The Democrat record also includes the sad story of Rep. Mel Reynolds, who was indicted in 1994 for having sex with a 16-year-old campaign worker and then encouraging her to lie about it. Liberal Democrats in his Chicago district re-elected him, but in 1995 he was convicted on 12 counts of sexual assault, obstruction of justice, and solicitation of child pornography. Not to worry. President Bill Clinton pardoned him.
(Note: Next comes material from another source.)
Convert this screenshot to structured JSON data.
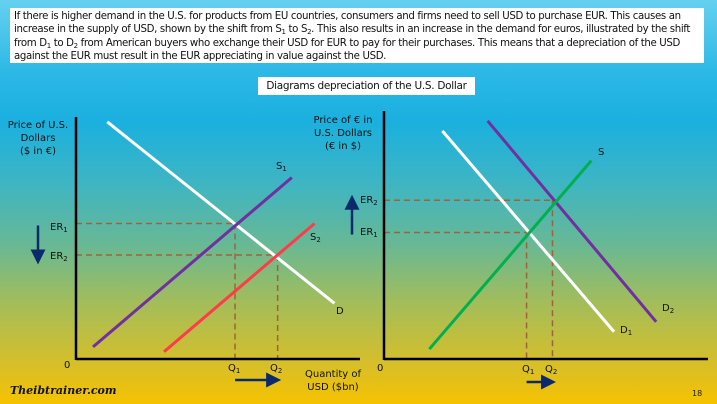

This is no time for social conservatives to abandon Republicans. The Republican congressional majorities voted through a ban on partial birth abortion, confirmed two excellent Supreme Court nominees, stood with pro-life groups on stem cells and the Terry Schiavo legislation, and have followed through on many other issues as well. The Supreme Court now hangs in the balance with four solid conservatives, four extreme liberals and one confused moderate.

Liberals now expect social conservatives to forget all this and be distracted by their phony crocodile tears over Mark Foley. Here’s betting these voters will prove the liberals wrong again.

Mr. Ferrara, who served in the White House Office of Policy Development under President Reagan, works for the American Civil Rights Union and the Institute for Policy Innovation.